Proving discontinuity using epsilon-delta-definition: Have I understood this correctly? I've been struggling with using the $\epsilon$-$\delta$ definition of continuity to prove that some given functions are discontinuous.
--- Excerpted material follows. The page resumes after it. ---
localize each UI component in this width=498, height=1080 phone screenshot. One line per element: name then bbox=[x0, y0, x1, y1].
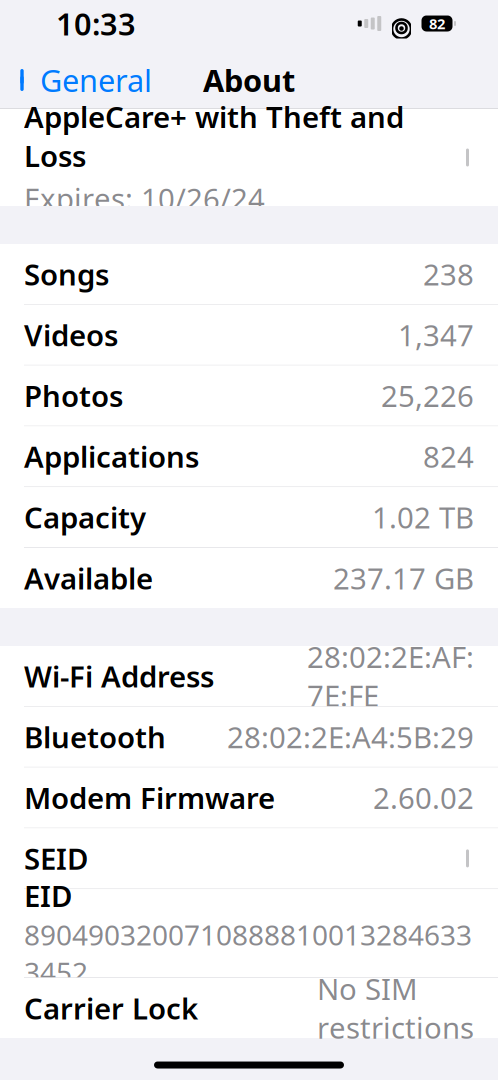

I would greatly appreciate if someone could take a look at my work and see if what I've done is correct, or else correct me if I'm completely off the mark. 
Function 1:
$$
f(x)=
\begin{cases}
x+1, & x<0\\
x, & x \ge 0
\end{cases}
$$
To prove that $f(x)$ is continuous in $x=0$, one would have to prove that for every $\epsilon>0$, there exists a $\delta>0$ such that when $|x-0|=|x|<\delta$, 
then $|f(x)-f(0)|=|x+1-0|=|x+1|<\epsilon$. To prove that $f(x)$ is not continuous in $x=0$, one must show that there exists some $\epsilon>0$ such that $|x|<\delta$, but $|x+1|\ge\epsilon$. 
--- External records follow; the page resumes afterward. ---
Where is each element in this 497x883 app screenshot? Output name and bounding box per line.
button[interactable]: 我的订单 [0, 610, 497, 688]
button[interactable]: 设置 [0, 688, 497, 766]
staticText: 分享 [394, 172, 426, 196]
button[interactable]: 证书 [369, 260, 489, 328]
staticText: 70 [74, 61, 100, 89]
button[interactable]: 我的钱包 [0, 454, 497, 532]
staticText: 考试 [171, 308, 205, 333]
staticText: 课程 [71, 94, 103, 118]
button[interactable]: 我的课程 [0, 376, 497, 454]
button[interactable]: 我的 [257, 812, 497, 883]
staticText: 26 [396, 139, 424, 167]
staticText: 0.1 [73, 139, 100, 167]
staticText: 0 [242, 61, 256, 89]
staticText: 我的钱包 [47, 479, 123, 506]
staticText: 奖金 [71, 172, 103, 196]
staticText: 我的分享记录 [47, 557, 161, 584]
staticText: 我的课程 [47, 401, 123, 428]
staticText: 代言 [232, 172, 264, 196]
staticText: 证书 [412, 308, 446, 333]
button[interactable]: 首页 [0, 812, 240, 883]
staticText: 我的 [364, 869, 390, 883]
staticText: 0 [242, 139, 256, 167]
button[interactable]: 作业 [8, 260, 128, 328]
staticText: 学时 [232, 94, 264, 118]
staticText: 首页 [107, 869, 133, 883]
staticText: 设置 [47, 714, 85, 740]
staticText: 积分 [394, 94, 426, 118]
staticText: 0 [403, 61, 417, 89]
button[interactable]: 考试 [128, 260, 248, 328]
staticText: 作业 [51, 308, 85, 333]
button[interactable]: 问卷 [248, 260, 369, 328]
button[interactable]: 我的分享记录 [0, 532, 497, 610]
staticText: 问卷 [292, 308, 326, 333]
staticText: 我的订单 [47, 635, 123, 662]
This is what I've got so far: 
Choose $\epsilon=\frac{1}{2}$. Now, if for example $\delta=\frac{\epsilon}{2}$, then $|x|<\delta=\frac{\epsilon}{2}$ implies $-\frac{\epsilon}{2}<x<\frac{\epsilon}{2}$. So if $x=-\frac{\epsilon}{3}$, then $|x|=|-\frac{\epsilon}{3}|<\delta$, but 
$$|x+1|=\left|-\frac{\epsilon}{3}+1\right|=\left|-\frac{\frac{1}{2}}{3}+1\right|=\left|-\frac{1}{6}+1\right|=\frac{5}{6}>\frac{1}{2}=\epsilon$$
Function 2:
$$
f(x)=
\begin{cases}
\cos\frac{1}{x}, & x\ne0\\
0, & x = 0
\end{cases}
$$
Again, to prove that $f(x)$ is continuous in $x=0$, one would have to prove that for every $\epsilon>0$, there exists a $\delta>0$ such that when $|x-0|=|x|<\delta$, 
then $|f(x)-f(0)|=|\cos\frac{1}{x}-0|=|\cos\frac{1}{x}|<\epsilon$. To prove that $f(x)$ is not continuous in $x=0$, one must show that there exists some $\epsilon>0$ such that $|x|<\delta$, but $|\cos\frac{1}{x}|\ge\epsilon$. 
This is what I've got: 
Choose $\epsilon=\frac{1}{2}$
and let's say that $\delta=\frac{3}{\pi}\epsilon$. If $x=\frac{3}{4\pi}$, then $|x|<\frac{3}{2\pi}=\frac{3}{\pi}\epsilon=\delta$, but
$$
\left|\cos\frac{1}{x}\right|=\left|\frac{1}{\frac{3}{4\pi}}\right|=\left|\cos\frac{4\pi}{3}\right|=\left|-\frac{1}{2}\right|=\frac{1}{2}\ge\epsilon
$$
Am I doing something wrong here? I don't feel that I've mastered the technique of proving that a function is discontinuous properly. Does anyone have any advice as to how to go about solving such problems, or any other thoughts on the matter?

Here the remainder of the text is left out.